Comparto con mis amigos lectores algunas reflexiones sobre el caso de los delitos que, según todos los indicios, han cometido algunos de los medios de comunicación pertenecientes al potentado de los medios Rupert Murdoch.
Primero, se trata de crímenes abominables. Ningún medio de comunicación, aun cuando esgrima en su descargo una hipócrita “autoridad moral” para escudriñar las intimidades de las personas, tiene derecho a realizar o propiciar la realización de escuchas telefónicas de conversaciones privadas o a interceptar otras comunicaciones personales (por ejemplo, correos electrónicos de familiares de víctimas del terrorismo o de acciones bélicas), y mucho menos (lo que probablemente ha sucedido, por desgracia) a extorsionar o chantajear moralmente a personajes públicos comerciando con la difusión o no del contenido de dichas comunicaciones personales.

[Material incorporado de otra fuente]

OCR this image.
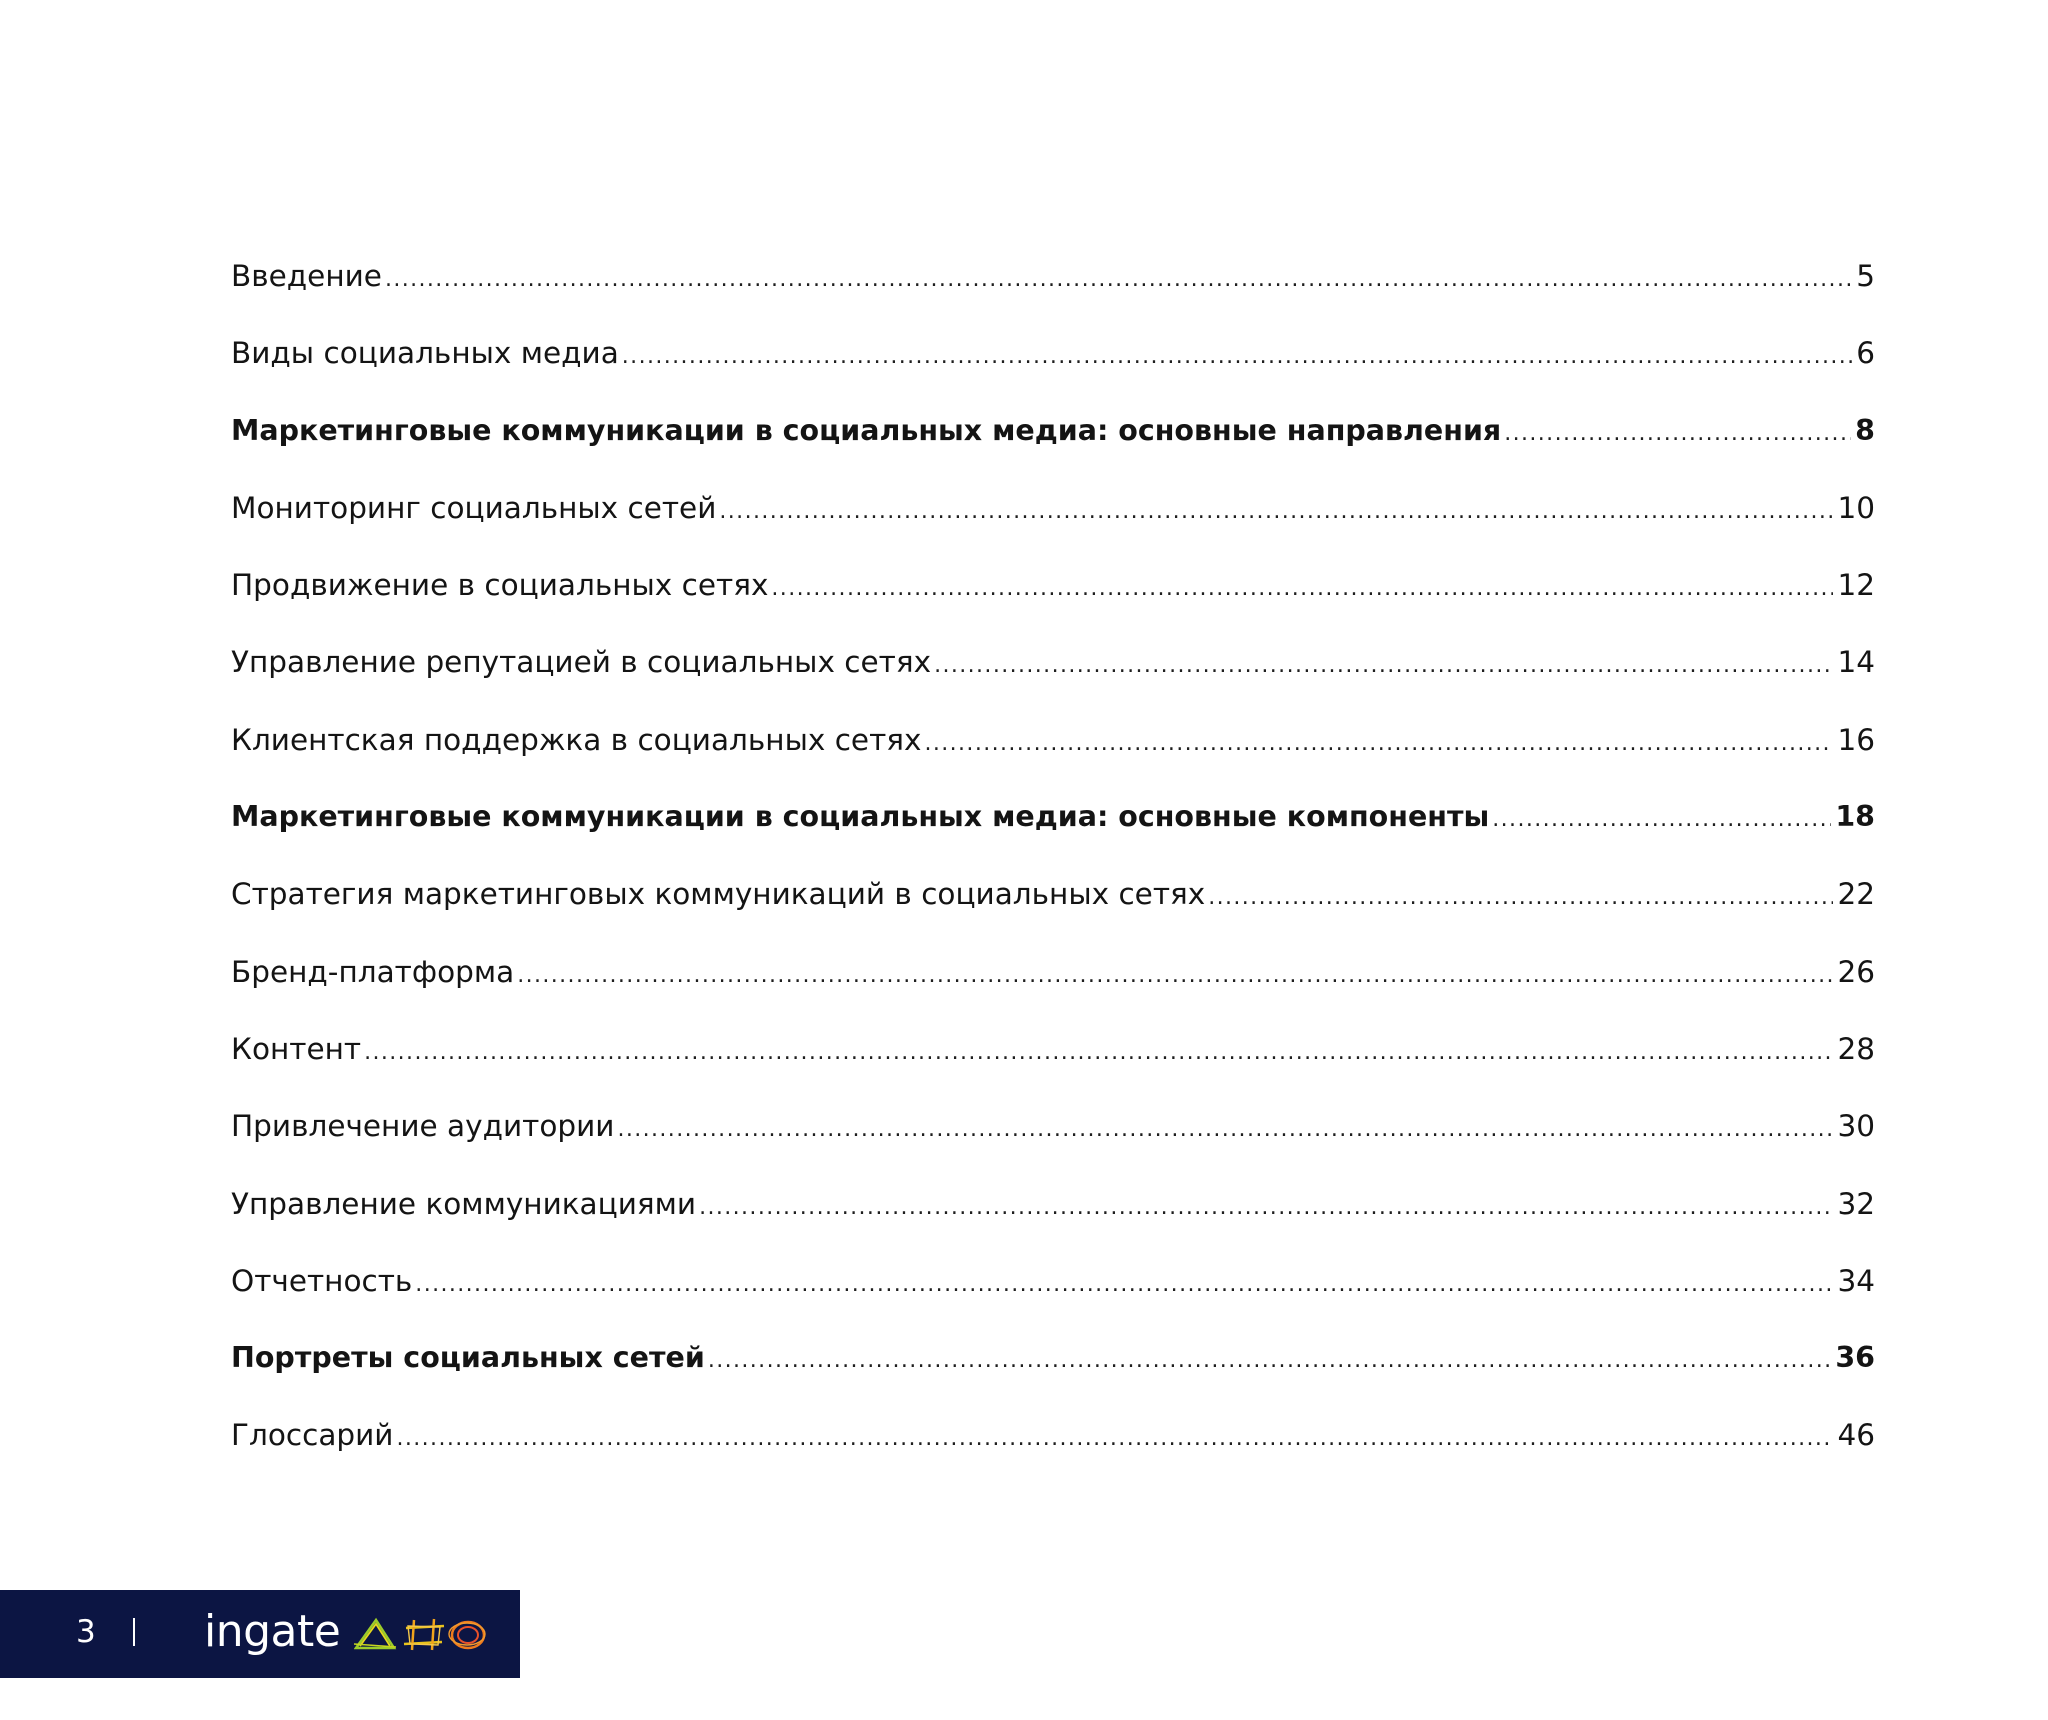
Введение .....	5
Виды социальных медиа .....	6
Маркетинговые коммуникации в социальных медиа: основные направления .....	8
Мониторинг социальных сетей .....	10
Продвижение в социальных сетях .....	12
Управление репутацией в социальных сетях .....	14
Клиентская поддержка в социальных сетях .....	16
Маркетинговые коммуникации в социальных медиа: основные компоненты .....	18
Стратегия маркетинговых коммуникаций в социальных сетях .....	22
Бренд-платформа .....	26
Контент .....	28
Привлечение аудитории .....	30
Управление коммуникациями .....	32
Отчетность .....	34
Портреты социальных сетей .....	36
Глоссарий .....	46
3 ingate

Eso es basura y no tiene ninguna calidad periodística. Es un crimen tan abominable, a mi juicio, como el abuso sexual en contra de menores de edad o, para decirlo de forma gráfica y contundente: es tan asqueroso moralmente como la depravación de quien se atreve a satisfacer sus pulsiones enfermizas violando cadáveres.
Segundo, hay una preocupante constante en el caso de varios magnates de los medios de comunicación en todo el mundo, y a lo largo de la historia, que consiste en su arrogante sentimiento de impunidad moral. Esta arrogancia lo mismo se constata en los grandes magnates de medios de comunicación con influencia global, como Murdoch, que en caciquillos locales de los medios en cualquier país, México incluido desde luego.
Poseer el control accionario de una cadena de televisión, o de estaciones de radio o de un influyente periódico, de ninguna manera otorga una patente de impunidad moral para calumniar, destruir reputaciones, o para denigrar a personajes públicos o no tan públicos por sus defectos físicos o morales, hacer befa del prójimo y llevar a cabo un constate acoso sobre personajes públicos por razones baladíes: Fulano es demasiado gordo, Perengana es sospechosamente flaca, Zutano parece tener preferencias sexuales “raras”, Fulanito consume vino importado durante sus comidas. Eso es también basura, aunque pretenda disfrazarse con la vestimenta de “chiste” o humorismo trasnochado.
Tercero, tampoco deben otorgar patente de impunidad las columnas sin firma que difunden rumores, especulaciones, versiones no confirmadas, conjeturas calenturientas disfrazadas de noticias. Más aún: un periódico que se precie a sí mismo debería darle decorosa sepultura a tal género de resúmenes de chismes, ataques cobardes y anónimos, especulaciones apresuradas o dictadas por intereses inconfesables. Por favor, si quieren saber cómo se hace el verdadero periodismo de investigación relean con cuidado “Todos los hombres del Presidente” de Bernstein y Woodward: cualquier conjetura que no haya podido ser comprobada por tres fuentes independientes entre sí, y que no pueda firmarse con nombres y apellidos reales, no merece ser publicada.
Cuarto, de acuerdo con la sentencia clásica del periodismo: los hechos son sagrados, las opiniones son libres. Pero las opiniones libres no incluyen afirmaciones manifiestamente falsas, tergiversación flagrante de los hechos, adivinaciones febriles. Los medios deben exigir también a sus columnistas y editorialistas no confundir la libertad de opinión con la impunidad para difundir falsedades manifiestas, mentir acerca de hechos constatables, denigrar al prójimo, alardear acerca de conocimientos que obviamente no pueden tener (verbigracia: “la única razón por la que el Presidente dijo o hizo tal fue ésta o aquella”).
Quinto, las deficiencias de los medios y de los periodistas de ninguna manera justifican (¡nunca!) la intromisión de los gobiernos a través de la censura y cualquiera de sus formas disfrazadas. Preferibles mil veces los excesos de la libertad de expresión mal entendida que cualquier amago de limitación o coerción a esa libertad sagrada que debemos disfrutar todos los seres humanos, no sólo los periodistas.
Es el público quien debe dar la sentencia definitiva, auxiliado por el sentido común y por las nociones elementales de la ética. La ética cuenta ¡y mucho!